April 10, 2011

so my soul longs

This was done with ink wash and a pen and nib.

Story behind the artwork:
I'm coming to the end of my art course; the last lesson is to compile a portfolio that showcases the skills I've learned, from figure-drawing to animal art, from working in paint to ink to pencil. I've been given five projects, but they are all fairly open. I'm so excited about getting to work on them! The first of the assignments was to create an ink piece that studied an animal. I appreciated the chance to refresh and refine my abilities in dealing with ink, as well as to research in order to find reference photographs.

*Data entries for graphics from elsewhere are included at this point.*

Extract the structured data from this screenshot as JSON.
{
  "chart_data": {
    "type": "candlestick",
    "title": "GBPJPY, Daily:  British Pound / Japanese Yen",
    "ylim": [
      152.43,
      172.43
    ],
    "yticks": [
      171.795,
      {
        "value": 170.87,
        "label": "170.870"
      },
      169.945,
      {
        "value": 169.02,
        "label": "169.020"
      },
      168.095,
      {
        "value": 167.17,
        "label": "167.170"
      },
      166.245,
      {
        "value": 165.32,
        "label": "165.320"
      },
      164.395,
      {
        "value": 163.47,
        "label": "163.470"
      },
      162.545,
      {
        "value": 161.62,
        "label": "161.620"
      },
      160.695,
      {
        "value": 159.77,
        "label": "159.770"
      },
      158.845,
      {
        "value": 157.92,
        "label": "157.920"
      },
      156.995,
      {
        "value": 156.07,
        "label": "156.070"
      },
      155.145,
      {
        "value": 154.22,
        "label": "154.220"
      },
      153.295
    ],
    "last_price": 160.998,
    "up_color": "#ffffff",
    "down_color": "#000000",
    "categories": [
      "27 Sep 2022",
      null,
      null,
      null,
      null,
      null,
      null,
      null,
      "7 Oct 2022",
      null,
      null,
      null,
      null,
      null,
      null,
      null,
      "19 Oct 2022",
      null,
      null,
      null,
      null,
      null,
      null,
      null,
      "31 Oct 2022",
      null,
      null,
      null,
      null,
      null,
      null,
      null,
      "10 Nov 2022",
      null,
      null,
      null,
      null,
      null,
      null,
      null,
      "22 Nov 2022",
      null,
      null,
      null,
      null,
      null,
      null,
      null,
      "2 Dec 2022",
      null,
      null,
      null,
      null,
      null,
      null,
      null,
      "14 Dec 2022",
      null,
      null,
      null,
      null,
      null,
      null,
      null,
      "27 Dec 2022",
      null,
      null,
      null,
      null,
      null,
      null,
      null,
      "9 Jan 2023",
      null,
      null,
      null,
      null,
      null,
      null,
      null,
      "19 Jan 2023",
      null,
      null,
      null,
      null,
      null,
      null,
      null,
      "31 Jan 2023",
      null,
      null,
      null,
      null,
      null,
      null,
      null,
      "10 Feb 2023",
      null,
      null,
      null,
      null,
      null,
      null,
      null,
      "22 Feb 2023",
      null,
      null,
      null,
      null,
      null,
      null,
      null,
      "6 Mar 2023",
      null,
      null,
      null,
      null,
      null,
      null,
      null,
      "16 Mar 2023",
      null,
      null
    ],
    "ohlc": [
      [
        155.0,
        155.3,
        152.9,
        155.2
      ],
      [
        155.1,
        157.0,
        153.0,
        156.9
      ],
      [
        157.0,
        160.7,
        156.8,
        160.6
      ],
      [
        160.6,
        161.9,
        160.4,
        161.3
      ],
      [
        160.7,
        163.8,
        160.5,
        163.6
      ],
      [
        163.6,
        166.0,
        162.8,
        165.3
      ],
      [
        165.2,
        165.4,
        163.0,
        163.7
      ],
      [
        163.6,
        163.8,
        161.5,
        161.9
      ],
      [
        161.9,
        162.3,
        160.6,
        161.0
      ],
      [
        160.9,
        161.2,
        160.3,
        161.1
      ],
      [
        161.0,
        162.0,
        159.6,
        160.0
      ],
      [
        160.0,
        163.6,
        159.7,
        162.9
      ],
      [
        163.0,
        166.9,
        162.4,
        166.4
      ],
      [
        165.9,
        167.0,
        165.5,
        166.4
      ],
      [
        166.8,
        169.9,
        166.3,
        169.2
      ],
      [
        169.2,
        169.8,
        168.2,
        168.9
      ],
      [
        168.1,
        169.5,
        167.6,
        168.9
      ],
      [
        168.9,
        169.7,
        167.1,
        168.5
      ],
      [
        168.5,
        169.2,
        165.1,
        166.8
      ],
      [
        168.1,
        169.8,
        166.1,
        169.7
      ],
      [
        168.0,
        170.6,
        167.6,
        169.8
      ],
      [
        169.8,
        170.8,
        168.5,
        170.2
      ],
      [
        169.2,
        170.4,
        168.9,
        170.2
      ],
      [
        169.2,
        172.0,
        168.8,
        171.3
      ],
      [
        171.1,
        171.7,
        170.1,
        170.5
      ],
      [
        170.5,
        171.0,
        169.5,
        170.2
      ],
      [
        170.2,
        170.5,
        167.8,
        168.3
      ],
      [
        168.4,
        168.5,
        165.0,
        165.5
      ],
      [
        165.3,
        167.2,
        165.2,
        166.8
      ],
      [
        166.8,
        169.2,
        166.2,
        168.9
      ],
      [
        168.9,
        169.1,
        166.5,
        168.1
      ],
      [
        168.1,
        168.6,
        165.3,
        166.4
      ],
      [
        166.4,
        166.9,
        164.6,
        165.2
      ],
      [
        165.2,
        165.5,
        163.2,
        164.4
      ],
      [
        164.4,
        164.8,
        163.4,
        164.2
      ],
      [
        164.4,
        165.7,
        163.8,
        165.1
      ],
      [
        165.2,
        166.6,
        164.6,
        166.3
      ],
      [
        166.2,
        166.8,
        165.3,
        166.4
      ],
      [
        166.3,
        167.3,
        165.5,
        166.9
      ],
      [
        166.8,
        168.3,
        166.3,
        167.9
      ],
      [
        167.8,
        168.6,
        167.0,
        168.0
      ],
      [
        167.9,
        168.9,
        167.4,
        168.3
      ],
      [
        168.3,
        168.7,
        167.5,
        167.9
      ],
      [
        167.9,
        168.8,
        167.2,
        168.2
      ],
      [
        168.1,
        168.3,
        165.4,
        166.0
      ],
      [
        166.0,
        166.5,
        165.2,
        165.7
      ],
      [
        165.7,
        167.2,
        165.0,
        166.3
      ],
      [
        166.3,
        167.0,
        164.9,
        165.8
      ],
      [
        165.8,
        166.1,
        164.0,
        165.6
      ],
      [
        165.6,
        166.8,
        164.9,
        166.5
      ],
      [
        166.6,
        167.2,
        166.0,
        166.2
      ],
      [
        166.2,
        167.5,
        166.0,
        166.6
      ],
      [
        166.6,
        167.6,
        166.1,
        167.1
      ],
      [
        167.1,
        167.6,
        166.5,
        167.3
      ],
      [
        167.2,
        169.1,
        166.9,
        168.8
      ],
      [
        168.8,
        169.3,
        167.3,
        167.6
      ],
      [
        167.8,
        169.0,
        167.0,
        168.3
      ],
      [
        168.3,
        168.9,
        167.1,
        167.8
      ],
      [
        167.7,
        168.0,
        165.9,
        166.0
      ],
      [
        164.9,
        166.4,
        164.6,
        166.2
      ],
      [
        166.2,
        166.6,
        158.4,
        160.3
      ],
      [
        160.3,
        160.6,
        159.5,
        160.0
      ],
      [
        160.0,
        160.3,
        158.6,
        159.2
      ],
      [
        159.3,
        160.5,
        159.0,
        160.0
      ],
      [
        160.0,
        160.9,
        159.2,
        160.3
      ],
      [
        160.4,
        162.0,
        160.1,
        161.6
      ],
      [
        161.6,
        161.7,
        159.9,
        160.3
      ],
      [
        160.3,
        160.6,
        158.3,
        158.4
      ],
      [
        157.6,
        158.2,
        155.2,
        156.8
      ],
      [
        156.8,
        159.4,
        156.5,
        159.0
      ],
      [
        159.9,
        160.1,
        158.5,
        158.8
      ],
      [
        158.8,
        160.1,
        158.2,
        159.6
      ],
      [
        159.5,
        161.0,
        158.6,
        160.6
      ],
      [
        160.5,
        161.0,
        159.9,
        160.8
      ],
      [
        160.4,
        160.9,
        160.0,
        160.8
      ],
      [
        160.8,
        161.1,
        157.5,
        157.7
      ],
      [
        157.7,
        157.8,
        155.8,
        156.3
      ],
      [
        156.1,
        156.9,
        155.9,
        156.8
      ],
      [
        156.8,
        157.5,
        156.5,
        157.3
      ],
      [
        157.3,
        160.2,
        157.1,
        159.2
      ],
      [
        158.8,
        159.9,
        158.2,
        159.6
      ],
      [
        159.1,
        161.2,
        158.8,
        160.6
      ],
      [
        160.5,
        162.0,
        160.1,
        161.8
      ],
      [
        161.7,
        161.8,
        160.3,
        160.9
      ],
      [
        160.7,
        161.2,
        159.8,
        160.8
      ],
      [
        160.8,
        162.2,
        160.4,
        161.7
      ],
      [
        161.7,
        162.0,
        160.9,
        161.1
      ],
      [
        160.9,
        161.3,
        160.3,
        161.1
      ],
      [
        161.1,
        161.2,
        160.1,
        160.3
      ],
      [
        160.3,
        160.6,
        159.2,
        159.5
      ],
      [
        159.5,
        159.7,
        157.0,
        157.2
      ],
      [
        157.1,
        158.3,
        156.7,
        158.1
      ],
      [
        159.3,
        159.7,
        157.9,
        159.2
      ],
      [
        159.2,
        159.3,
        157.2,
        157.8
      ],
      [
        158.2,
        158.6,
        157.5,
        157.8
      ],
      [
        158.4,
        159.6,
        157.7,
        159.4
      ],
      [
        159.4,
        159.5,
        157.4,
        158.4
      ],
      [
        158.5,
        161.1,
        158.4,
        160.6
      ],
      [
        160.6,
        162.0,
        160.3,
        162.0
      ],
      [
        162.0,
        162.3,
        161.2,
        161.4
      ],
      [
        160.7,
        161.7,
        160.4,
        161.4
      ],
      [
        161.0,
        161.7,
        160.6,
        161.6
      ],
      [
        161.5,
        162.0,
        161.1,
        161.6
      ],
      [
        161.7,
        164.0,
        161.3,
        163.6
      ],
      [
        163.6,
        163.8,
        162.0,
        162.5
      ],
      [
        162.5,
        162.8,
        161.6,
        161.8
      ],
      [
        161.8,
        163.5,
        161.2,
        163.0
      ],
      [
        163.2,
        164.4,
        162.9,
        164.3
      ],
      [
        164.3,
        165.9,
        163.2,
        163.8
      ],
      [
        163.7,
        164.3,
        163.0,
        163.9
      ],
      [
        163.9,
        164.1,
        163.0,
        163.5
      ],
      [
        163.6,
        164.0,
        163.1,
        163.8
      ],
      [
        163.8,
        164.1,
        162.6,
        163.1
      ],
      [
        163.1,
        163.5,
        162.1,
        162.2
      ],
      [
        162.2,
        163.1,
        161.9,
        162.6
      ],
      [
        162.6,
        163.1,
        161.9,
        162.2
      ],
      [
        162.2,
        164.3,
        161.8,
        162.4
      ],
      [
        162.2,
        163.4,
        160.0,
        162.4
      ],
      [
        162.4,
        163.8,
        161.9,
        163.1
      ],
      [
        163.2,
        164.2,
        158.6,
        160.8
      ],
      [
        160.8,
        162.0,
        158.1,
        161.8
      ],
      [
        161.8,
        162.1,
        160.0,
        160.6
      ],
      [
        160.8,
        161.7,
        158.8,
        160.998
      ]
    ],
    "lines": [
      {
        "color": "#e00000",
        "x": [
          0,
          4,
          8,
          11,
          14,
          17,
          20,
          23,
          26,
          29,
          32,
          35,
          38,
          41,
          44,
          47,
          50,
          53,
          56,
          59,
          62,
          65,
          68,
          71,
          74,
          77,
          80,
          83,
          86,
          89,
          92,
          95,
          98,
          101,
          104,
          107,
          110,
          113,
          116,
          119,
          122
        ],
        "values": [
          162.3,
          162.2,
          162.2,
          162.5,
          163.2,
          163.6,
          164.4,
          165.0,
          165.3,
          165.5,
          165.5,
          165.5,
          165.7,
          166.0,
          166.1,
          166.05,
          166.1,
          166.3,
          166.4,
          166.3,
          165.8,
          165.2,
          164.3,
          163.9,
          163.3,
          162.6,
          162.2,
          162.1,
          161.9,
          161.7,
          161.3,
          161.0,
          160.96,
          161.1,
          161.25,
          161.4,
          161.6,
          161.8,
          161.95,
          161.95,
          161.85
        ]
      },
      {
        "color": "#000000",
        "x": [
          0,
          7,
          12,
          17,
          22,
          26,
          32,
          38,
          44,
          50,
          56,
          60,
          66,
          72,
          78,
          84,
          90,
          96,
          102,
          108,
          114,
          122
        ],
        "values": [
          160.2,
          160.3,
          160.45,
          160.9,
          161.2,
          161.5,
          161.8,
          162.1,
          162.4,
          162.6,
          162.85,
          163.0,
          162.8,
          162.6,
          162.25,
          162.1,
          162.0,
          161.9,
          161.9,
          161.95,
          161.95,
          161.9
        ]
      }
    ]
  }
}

When working on it, I thought of a quote from Eric Fortune, an author on an art blog I read called Muddy Colors:
I've had people approach me with their portfolio and show me work that was definitely not at a professional level. When asked how much time was spent on the work I've heard "about 10 hours". It makes you wonder why someone is trying to be in the field if 10 hours is the limit they've devoted to a "final" piece of art. Are people interested enough on a personal level to put in extra hours and to refine their work beyond what is necessary even when not asked or to pour themselves into a personal piece they aren't getting paid for?
There is a danger in talking about art instead of just letting it speak for itself. It's the risk of claiming more than it really deserves - putting thought and time into making something doesn't ensure that it is good art. When I was studying for the AP English Composition exam two years ago, I read a short passage from Emerson, a complaint against the misuse of books. He wrote, "The poet chanting was felt to be a divine man: henceforth the chant is divine also." And because "the poet chanting" is such an uncommon phrasing, I remembered it.

But back-stories can be worthwhile for people who are interested in the life of the artist, and not just the meaning in the art; they are also enjoyable to recount. I will add that some types of art historians put a great deal of significance on interpreting the artwork considering the artist's own life; maybe the expressive power of art cannot be separated from its historical and personal contexts.

I like deer because of their beauty. I'm not a driver or a landscaper, so instead of roadkill or munched vegetation, deer make me think of Psalm 42 and spotting them in the park at night.


Nicole said...

Love the drawing! :) Beautifully done, Rebecca.